Before Secretariat and Seabiscuit, Man o’ War set the standard for horse racing. Walter Farley, the creator of the Black Stallion, chronicles the mightiest racer ever seen on an American racetrack from his surging power and blistering speed to his overwhelming desire to run! Here is the unofficial biography of the “red giant,” from the moment he was foaled through all of his racing triumphs. Winning an astonishing 20 of his 21 starts, Man o’ War became a legend, and captured the heart of a nation before he retired in 1920 to sire Hard Tack, the father of Seabiscuit, and Triple Crown winner War Admiral. With his seamless storytelling, Farley tells the life story of the horse most horse lovers continue to regard as America’s greatest thoroughbred. Told through the eyes of a fictional stableboy, Danny Ryan, Farley makes the intricate world of the “Sport of Kings” accessible and exciting to horse lovers and racing fans of all ages.

Justify

Author : Lenny Shulman
Publisher : Triumph Books
Page : 238 pages
File Size : 12,62 MB
Release : 2019-04-30
Category : Nature
ISBN : 1641252502

GET BOOK

With a trademark powerful stride amid a blaze of red and yellow silks, Justify emphatically crossed the finish line at the 2018 Belmont Stakes and became just the 13th winner of horse racing's elusive Triple Crown. One of the most charismatic and talented runners in the history of the sport, Justify was also one of its most unlikely champions; the late-blooming chestnut colt made his competitive debut only 111 days prior to that legendary victory.

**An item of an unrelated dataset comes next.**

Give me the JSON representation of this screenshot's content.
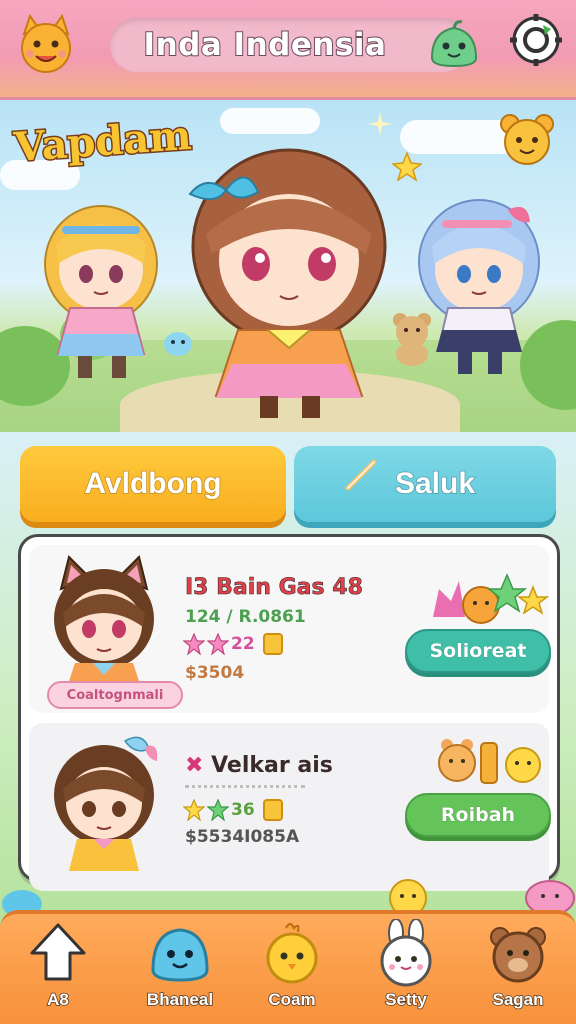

In Justify: 111 Days to Triple Crown Glory, veteran scribe Lenny Shulman (BloodHorse magazine) provides an insider account of this Thoroughbred's rise to greatness. Through extensive interviews and first-hand accounts, readers will discover the fascinatingly disparate cast of characters who were crucial to Justify's success, including trainer Bob Baffert, whose innate ability to identify equine talent also produced American Pharoah; Mike Smith, the 52-year-old jockey asserting himself in the miraculous third act of his career; and breeders John and Tanya Gunther, who believed in Justify's ability despite the developmental imperfections that drove buyers away. Packed with riveting action, keen insight, and behind-the-scenes perspectives on quieter figures like silent investors, international stakeholders, and unheralded training staff, Justify is an illuminating look at the modern Thoroughbred industry and an essential story for the ages.